PORTLAND, Ore. -- Over the course of roughly 40 years, Bill Harris has built up a lifetime of memories with his wife Nora.
“She was a very bright person. She was a librarian. We went to Antarctica twice,” said Harris.
But now she's much different. Nora was diagnosed with early onset of Alzheimer’s about seven years ago.
“She doesn't really make words sometimes,” said Harris. "She doesn't recognize me. She doesn't know who I am.”
For Harris, the difficult situation was made worse by a Southern Oregon judge's ruling this summer.
“They basically have condemned her to ride out Alzheimer’s to the bitter end,” said Harris. “In a way that's exactly what she did not want to do.”
He said when Nora found out about her diagnosis, she filled out an advance directive to make sure her illness isn't prolonged.
“From her point of view when it became mechanically not possible to engineer eating by herself then she would want basically to let nature take its course,” explained Harris.
But she stopped eating by herself and now she's being spoonfed at a nursing home. The judge ruled she must continue to be spoonfed because her advance directive wasn't specific enough.
“We had friends of 30-40 years testify that this is how she felt. Her daughter testified this is how she felt,” said Harris.
Still, Elder Law attorneys say the advance directive forms usually only cover getting fed through a tube.
“It's a conflict between two laws,” said Tim Mcneil, an attorney with The Elder Law Firm in Portland.

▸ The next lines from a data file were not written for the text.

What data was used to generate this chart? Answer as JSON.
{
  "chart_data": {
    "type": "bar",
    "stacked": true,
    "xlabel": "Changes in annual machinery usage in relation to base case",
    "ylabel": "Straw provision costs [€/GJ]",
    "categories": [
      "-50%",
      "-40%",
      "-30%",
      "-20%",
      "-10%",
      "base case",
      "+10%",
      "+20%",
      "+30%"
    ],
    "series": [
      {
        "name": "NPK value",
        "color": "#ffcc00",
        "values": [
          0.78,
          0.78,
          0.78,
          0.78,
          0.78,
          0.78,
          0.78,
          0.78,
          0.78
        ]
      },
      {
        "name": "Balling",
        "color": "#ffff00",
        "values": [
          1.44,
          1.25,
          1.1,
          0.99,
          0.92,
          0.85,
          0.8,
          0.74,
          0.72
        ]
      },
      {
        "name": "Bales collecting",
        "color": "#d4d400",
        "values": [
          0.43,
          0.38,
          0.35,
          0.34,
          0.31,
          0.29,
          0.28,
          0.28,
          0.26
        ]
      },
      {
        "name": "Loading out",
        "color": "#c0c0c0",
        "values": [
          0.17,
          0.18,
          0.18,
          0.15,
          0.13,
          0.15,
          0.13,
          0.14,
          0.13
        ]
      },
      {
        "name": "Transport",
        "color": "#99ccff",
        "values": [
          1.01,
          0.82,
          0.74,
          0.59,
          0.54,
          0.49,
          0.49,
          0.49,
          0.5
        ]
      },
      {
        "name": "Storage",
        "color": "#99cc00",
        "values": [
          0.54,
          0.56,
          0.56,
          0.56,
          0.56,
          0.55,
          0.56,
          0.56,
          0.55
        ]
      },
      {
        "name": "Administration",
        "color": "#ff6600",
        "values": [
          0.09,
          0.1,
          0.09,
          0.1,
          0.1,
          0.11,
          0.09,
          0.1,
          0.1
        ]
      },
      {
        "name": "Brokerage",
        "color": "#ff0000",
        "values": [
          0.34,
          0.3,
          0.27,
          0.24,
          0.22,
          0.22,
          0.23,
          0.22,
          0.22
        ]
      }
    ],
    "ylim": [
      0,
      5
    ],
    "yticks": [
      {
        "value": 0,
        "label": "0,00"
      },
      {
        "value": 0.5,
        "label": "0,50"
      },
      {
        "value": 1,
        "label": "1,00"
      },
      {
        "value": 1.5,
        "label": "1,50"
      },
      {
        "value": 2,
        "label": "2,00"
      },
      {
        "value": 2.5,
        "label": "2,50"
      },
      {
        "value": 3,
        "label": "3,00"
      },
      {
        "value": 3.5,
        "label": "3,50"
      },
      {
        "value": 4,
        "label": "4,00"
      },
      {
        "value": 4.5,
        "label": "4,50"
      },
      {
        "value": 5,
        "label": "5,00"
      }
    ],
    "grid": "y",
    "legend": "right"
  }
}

Mcneil said on one side, the advance directive allows people to choose what happens if they become incapacitated. But on the other, is a law that makes sure care facilities do their job.
“I think this case is tragic,” he said.
In his almost 20 years of practice, Mcneil said he's never seen a case like this before.
“It's made me think about an advanced directive and what I advise my clients,” said Mcneil.
That advice is to be as specific as possible. It's something Harris wishes he and his wife would have known.
“What they did was basically sentence her to have to experience the full gamut of Alzheimer's,” said Harris.
He said he also wishes the judge would have ruled in the spirit of the law and not the literal language.
For now, Harris said he’ll have to move forward.
“In one sense we just ride it out. That’s what the court says and the second sense, is the only way we can make changes in this is to go public and that’s what I decided to do.”
Mcneil acknowledge that the advance directive law has limitations. He said the legislature could change the law so someone can make decisions on a loved one's behalf. But for now, he said the best option is to be as specific as possible when filling out an advance directive.